A late period worried about your cycle, but do you know you aren’t pregnant? Periods missed or late occur for many other reasons than pregnancy. Common causes can differ between hormonal imbalances and severe medical conditions.
Twice in a woman’s life, it is also quite common to be unusual for her period: when she begins first, and when she starts menopause. Your natural cycle can become abnormal as your system goes through the process.
The majority of women without menopause typically have a cycle every 28 days. However, every 21 to 35 days a stable menstrual cycle is possible.
If this is not your time, it can be for one of the aforementioned reasons.

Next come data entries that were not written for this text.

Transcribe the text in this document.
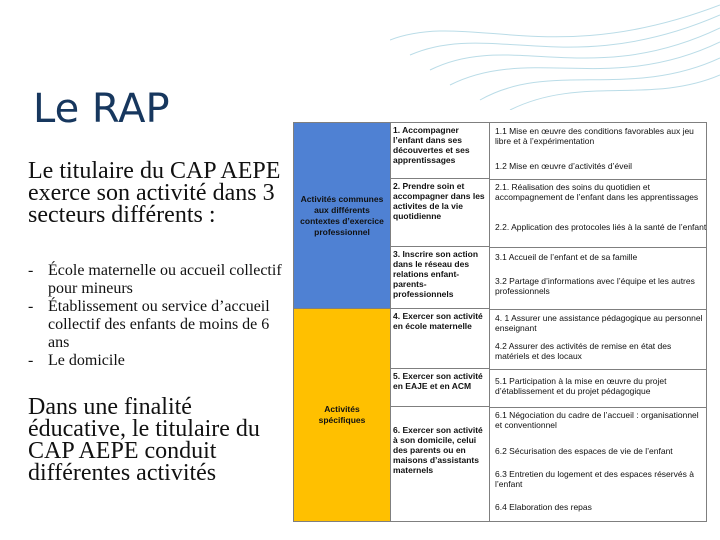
Le RAP
Le titulaire du CAP AEPE exerce son activité dans 3 secteurs différents :
- École maternelle ou accueil collectif pour mineurs
- Établissement ou service d’accueil collectif des enfants de moins de 6 ans
- Le domicile
Dans une finalité éducative, le titulaire du CAP AEPE conduit différentes activités
Activités communes aux différents contextes d’exercice professionnel
Activités spécifiques
1. Accompagner l’enfant dans ses découvertes et ses apprentissages
2. Prendre soin et accompagner dans les activites de la vie quotidienne
3. Inscrire son action dans le réseau des relations enfant-parents-professionnels
4. Exercer son activité en école maternelle
5. Exercer son activité en EAJE et en ACM
6. Exercer son activité à son domicile, celui des parents ou en maisons d’assistants maternels
1.1 Mise en œuvre des conditions favorables aux jeu libre et à l’expérimentation
1.2 Mise en œuvre d’activités d’éveil
2.1. Réalisation des soins du quotidien et accompagnement de l’enfant dans les apprentissages
2.2. Application des protocoles liés à la santé de l’enfant
3.1 Accueil de l’enfant et de sa famille
3.2 Partage d’informations avec l’équipe et les autres professionnels
4. 1 Assurer une assistance pédagogique au personnel enseignant
4.2 Assurer des activités de remise en état des matériels et des locaux
5.1 Participation à la mise en œuvre du projet d’établissement et du projet pédagogique
6.1 Négociation du cadre de l’accueil : organisationnel et conventionnel
6.2 Sécurisation des espaces de vie de l’enfant
6.3 Entretien du logement et des espaces réservés à l’enfant
6.4 Elaboration des repas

- Stress can throw away your hormones, change the daily schedule, and even affect your hypothalamus part of the brain. Stress can lead over time to disease or sudden weight gain and loss, all affecting your cycle.
When you think your time could go by, try practicing techniques of relaxation and changing your lifestyle. Bringing more exercise to your diet can help you get back on track.

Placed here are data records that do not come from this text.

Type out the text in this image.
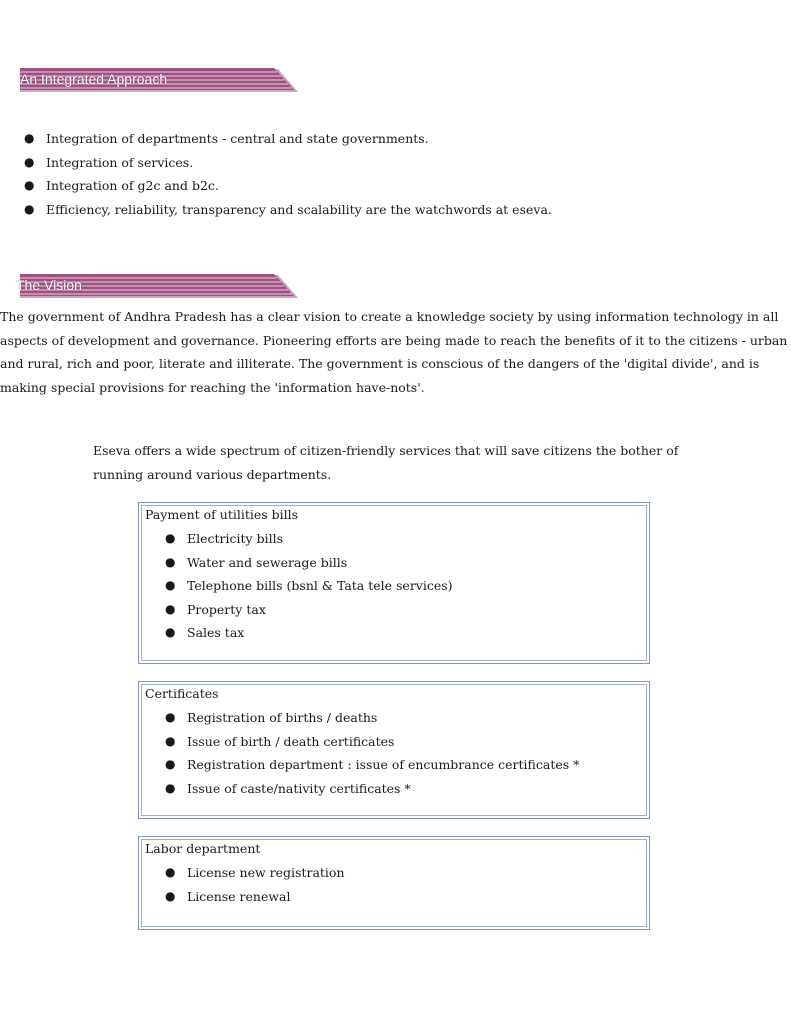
An Integrated Approach
● Integration of departments - central and state governments.
● Integration of services.
● Integration of g2c and b2c.
● Efficiency, reliability, transparency and scalability are the watchwords at eseva.
The Vision
The government of Andhra Pradesh has a clear vision to create a knowledge society by using information technology in all
aspects of development and governance. Pioneering efforts are being made to reach the benefits of it to the citizens - urban
and rural, rich and poor, literate and illiterate. The government is conscious of the dangers of the 'digital divide', and is
making special provisions for reaching the 'information have-nots'.
Eseva offers a wide spectrum of citizen-friendly services that will save citizens the bother of
running around various departments.
Payment of utilities bills
● Electricity bills
● Water and sewerage bills
● Telephone bills (bsnl & Tata tele services)
● Property tax
● Sales tax
Certificates
● Registration of births / deaths
● Issue of birth / death certificates
● Registration department : issue of encumbrance certificates *
● Issue of caste/nativity certificates *
Labor department
● License new registration
● License renewal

- Small bodyweight Missing periods may occur for women with eating disorders such as anorexia nervosa or bulimia. It can change the way the body functions and avoid ovulation by weighing 10% below what is considered a normal height range ( for More visits here ). Treatment and healthy weight procedure for your eating disorder can revert back your cycle to normal. Women involved in an extreme exercise like marathons may also interrupt their cycles.
- Obesity Like low weight, hormone changes can be caused by excess weight. When they decide if obesity is a factor in your late or missed time, the doctor will prescribe a diet and exercise schedule.

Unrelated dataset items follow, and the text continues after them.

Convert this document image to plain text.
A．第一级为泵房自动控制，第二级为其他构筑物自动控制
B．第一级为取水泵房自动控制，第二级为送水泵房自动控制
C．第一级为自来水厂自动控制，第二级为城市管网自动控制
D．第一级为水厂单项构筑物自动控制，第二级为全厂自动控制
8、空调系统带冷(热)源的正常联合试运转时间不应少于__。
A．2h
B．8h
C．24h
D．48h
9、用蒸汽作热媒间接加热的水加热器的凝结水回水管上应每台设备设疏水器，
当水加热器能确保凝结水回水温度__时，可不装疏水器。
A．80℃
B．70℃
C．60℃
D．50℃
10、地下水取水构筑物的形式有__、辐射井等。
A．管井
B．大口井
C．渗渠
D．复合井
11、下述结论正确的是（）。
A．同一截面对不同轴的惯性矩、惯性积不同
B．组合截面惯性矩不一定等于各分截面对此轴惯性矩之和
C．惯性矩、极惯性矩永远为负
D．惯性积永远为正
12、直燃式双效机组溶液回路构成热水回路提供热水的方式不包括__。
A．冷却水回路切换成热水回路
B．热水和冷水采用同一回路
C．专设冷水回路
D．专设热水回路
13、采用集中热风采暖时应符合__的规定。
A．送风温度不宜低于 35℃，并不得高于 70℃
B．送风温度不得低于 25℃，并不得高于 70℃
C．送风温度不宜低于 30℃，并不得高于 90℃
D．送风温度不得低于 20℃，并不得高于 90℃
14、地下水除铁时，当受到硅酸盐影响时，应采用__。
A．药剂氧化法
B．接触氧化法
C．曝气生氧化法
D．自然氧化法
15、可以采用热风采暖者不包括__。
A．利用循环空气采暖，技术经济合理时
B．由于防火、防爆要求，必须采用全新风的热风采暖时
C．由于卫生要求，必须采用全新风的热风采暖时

- Polycystic Ovary Syndrome (PCOS) PCOS is a syndrome in which more of the male androgen is formed in your body. As a result of this hormone disequilibrium, cysts form on the ovaries. This can irregularize ovulation or completely stop it.
- Birth control Whether you continue or depart from birth control, you will experience a change in your cycle. Birth control pills include estrogen and progestin hormones, which block egg releases from your ovaries. Up to six months can be expected until your cycle is again consistent once the pill is stopped. Other forms of contraception implanted or injected may also cause missed periods.
- The chronic diseases of your menstrual cycle can also affect chronic diseases, such as diabetes and coeliac diseases. Changes in your blood sugar are linked to hormonal change, which may cause you to have an abnormal period even if it is rarely regulated diabetes.
Celiac disease causes inflammation, which can harm your small intestine, and prevent the absorption of essential nutrients in your body. Late or missing periods can occur.
- Many women begin to menopause between the ages of 45-55. Early peri-menopause Late perimenopause is known for women who develop symptoms around 40 or earlier. That means that you have a decline in egg supply, which means that periods and finally the menstruation will be missed.
- Thyroid problems The cause of late or missed periods may be an overactive or underactive thyroid gland. The thyroid regulates the metabolism of your body, and hormone levels can also be affected. Normally, thyroid problems can be treated with medications. Your time will probably return to normal following diagnosis.